This research aims to develop a hybrid deep learning system for document summarization and non-factoid question answering. The goal is to provide users with concise and coherent answers to complex questions by integrating extractive, abstractive, and compressive techniques.
-
Hybrid Summarization Architecture
- Utilize a fine-tuned version of BERT for extractive summarization.
- Use GPT for abstractive summarization, handling long sequences effectively.
- Implement Longformer for compressive summarization, preserving important information in long documents.
-
Training of the Hybrid Summarization Model
- Use the CNN / Daily Mail dataset for training, a standard benchmark for document summarization tasks.
- Tokenize the text using appropriate tokenizers for each part of the architecture.

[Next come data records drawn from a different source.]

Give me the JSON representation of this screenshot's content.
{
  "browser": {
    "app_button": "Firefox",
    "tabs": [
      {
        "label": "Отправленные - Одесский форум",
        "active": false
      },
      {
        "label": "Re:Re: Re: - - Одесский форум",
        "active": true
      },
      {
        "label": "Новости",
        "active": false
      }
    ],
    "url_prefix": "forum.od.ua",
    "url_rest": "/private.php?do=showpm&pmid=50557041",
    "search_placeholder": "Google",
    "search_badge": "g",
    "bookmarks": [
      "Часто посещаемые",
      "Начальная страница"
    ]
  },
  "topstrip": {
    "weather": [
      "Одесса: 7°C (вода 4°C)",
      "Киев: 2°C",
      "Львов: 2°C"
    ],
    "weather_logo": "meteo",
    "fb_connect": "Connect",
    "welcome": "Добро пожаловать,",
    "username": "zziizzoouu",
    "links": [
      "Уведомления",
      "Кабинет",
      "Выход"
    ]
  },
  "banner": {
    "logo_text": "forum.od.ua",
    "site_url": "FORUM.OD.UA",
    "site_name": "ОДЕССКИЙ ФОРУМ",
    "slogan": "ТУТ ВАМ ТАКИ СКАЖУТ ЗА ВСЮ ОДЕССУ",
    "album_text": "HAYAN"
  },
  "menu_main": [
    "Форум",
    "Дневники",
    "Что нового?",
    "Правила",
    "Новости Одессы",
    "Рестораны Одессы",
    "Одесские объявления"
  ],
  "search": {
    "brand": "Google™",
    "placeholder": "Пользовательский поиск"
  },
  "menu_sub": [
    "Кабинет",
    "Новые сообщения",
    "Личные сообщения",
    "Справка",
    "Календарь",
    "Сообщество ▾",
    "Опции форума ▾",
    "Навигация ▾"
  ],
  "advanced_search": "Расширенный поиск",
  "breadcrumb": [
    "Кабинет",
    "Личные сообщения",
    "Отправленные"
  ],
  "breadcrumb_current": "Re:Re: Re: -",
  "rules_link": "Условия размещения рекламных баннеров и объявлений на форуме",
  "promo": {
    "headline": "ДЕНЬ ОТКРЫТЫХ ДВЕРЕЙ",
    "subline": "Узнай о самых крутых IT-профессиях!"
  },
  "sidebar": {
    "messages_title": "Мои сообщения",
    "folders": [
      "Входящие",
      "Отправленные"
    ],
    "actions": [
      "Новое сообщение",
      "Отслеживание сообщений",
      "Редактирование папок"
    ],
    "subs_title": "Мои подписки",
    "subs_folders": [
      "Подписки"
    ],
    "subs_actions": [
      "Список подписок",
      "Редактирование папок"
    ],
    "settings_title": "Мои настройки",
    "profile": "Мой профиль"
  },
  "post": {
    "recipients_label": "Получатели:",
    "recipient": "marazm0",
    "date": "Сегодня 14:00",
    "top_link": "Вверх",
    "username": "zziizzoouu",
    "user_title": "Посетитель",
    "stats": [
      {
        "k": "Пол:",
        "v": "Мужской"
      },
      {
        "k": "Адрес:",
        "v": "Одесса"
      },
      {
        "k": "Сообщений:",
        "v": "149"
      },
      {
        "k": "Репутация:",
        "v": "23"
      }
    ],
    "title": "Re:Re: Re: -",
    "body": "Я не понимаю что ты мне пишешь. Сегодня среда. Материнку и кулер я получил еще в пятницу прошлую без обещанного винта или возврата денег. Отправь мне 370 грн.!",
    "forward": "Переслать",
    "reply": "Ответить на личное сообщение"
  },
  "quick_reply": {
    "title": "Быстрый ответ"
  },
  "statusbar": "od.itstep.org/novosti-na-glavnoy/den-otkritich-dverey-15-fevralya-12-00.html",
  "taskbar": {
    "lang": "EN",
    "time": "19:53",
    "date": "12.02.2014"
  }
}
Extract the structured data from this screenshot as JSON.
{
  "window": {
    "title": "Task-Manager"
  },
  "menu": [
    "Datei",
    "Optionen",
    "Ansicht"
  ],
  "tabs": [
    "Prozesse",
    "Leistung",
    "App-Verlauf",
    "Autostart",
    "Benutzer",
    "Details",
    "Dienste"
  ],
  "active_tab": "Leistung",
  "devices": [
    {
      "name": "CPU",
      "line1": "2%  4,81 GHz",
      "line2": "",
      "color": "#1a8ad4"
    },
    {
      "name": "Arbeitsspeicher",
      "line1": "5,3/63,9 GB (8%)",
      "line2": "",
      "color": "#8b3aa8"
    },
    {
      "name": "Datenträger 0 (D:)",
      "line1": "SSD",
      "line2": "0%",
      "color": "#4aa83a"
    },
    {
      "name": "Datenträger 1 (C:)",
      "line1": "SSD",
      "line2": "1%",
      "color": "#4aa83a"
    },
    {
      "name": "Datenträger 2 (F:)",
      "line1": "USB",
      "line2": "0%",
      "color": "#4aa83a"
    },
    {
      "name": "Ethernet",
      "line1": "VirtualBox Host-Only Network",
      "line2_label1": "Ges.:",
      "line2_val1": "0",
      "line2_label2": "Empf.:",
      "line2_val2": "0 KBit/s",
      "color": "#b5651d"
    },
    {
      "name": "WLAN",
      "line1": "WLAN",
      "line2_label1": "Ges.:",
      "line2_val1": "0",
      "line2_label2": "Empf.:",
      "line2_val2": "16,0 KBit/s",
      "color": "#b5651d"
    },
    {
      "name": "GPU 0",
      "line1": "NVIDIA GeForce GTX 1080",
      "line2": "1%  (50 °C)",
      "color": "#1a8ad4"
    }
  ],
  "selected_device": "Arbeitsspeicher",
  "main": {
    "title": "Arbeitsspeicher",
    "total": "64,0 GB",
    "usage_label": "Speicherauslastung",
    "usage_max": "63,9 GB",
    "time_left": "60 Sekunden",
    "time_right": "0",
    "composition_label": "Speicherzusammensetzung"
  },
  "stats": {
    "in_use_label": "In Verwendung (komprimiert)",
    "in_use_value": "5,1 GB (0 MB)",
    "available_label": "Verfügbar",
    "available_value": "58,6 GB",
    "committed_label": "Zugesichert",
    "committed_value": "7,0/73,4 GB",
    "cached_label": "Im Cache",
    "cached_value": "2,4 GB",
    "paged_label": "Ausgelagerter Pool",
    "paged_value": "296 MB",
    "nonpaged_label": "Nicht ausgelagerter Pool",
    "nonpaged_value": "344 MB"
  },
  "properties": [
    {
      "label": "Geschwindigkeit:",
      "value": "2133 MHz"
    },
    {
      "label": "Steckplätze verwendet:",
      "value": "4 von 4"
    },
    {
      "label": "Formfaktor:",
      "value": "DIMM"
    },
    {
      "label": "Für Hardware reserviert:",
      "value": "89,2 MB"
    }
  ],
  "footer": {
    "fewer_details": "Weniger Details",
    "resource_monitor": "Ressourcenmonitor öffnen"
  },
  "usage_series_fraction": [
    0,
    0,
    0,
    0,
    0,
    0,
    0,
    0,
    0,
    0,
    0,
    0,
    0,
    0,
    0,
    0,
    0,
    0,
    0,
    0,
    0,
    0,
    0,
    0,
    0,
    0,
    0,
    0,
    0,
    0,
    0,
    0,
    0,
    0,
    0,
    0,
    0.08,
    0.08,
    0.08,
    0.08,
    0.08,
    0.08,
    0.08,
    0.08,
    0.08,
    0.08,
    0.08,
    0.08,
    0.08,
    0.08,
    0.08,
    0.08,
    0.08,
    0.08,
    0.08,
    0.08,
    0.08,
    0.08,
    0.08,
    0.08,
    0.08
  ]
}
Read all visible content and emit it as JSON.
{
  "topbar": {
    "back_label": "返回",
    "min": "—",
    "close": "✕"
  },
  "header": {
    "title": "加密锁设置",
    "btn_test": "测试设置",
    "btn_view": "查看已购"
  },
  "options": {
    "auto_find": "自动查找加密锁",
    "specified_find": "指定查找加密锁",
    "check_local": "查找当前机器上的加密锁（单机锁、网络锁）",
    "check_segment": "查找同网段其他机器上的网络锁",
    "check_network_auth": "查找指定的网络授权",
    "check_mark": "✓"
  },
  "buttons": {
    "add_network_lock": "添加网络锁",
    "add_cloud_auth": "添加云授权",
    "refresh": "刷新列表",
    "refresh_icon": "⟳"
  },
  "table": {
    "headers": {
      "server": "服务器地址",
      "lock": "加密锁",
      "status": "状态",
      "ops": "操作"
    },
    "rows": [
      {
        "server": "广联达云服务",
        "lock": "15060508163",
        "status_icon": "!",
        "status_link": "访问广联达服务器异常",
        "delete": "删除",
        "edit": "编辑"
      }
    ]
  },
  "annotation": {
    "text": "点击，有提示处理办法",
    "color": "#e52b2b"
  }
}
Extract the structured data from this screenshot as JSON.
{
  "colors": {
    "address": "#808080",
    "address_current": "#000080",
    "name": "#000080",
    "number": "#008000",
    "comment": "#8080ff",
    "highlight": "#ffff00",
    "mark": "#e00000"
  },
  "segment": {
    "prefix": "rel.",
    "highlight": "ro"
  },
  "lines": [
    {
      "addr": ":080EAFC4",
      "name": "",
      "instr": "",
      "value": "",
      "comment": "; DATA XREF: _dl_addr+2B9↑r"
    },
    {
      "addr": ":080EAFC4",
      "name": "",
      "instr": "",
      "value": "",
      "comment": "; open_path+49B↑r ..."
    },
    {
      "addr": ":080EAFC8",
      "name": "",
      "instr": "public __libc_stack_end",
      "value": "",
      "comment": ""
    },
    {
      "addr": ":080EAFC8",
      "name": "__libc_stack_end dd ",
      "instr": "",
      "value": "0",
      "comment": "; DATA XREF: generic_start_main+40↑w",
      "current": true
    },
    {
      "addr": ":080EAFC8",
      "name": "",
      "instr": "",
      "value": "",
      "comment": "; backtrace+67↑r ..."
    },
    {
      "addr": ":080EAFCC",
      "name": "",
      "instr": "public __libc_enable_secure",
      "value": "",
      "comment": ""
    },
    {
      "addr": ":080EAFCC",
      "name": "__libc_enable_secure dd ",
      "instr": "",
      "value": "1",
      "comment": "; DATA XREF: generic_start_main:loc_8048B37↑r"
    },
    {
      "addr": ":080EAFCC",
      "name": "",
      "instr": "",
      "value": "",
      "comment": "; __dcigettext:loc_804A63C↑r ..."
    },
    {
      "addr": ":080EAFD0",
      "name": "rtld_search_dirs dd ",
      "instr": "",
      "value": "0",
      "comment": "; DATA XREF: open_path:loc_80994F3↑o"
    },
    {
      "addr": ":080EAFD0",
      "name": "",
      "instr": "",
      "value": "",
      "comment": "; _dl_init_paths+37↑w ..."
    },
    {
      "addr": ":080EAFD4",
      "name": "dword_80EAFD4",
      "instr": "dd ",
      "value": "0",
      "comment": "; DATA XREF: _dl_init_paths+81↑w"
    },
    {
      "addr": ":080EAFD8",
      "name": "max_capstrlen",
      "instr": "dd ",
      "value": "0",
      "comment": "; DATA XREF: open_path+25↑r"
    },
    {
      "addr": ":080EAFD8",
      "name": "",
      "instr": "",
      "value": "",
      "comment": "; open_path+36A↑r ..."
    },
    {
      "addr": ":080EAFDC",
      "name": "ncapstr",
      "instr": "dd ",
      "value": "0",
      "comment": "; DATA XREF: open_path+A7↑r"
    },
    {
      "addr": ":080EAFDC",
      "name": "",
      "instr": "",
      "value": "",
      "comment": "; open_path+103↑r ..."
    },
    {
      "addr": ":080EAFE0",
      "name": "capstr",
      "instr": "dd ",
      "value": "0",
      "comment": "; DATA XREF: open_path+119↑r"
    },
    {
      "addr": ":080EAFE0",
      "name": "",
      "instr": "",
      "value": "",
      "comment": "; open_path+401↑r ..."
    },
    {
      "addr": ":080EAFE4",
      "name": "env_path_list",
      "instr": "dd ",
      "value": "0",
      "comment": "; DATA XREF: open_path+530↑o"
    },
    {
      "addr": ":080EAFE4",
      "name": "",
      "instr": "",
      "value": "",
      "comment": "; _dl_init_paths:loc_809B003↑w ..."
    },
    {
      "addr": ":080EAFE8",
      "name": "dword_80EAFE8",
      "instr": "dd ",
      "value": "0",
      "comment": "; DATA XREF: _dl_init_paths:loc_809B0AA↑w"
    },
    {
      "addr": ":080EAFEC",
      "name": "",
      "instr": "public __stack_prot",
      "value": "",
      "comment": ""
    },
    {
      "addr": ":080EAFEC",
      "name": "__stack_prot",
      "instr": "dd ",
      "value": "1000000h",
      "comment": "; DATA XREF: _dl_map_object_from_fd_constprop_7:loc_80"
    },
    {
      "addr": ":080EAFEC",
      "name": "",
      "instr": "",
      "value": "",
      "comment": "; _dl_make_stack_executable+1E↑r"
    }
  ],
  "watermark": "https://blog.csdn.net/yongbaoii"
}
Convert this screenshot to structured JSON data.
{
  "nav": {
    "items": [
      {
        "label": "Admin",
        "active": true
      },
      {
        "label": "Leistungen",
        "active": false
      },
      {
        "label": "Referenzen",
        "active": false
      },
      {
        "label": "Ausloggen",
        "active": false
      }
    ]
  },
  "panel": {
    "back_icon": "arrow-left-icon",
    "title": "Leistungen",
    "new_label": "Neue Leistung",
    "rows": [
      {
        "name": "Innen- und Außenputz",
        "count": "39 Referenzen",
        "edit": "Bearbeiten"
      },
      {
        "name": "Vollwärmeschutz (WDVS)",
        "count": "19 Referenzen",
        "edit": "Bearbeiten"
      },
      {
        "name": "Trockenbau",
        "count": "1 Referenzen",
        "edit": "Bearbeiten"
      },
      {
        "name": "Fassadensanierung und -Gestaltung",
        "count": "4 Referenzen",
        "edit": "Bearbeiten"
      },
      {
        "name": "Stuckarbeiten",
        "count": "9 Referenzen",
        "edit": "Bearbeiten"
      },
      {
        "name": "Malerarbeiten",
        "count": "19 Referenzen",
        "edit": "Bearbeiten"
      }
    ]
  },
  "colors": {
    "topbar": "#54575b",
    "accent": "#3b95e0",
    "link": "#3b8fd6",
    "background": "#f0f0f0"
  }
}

- Fine-tune the models with the Adam optimizer and explore hyperparameter tuning for optimal performance.
-
Evaluation
- Quantitative Evaluation: Measure Rouge-1, Rouge-2, and Rouge-L scores for precision, recall, and F1 score.
- Qualitative Evaluation: Human evaluators rate summaries based on coherence, relevance, and information completeness.
The implementation will result in an innovative deep learning-based system capable of summarizing multiple documents and answering complex non-factoid questions concisely and coherently. The performance of the system will be evaluated and compared to state-of-the-art architectures to assess its effectiveness.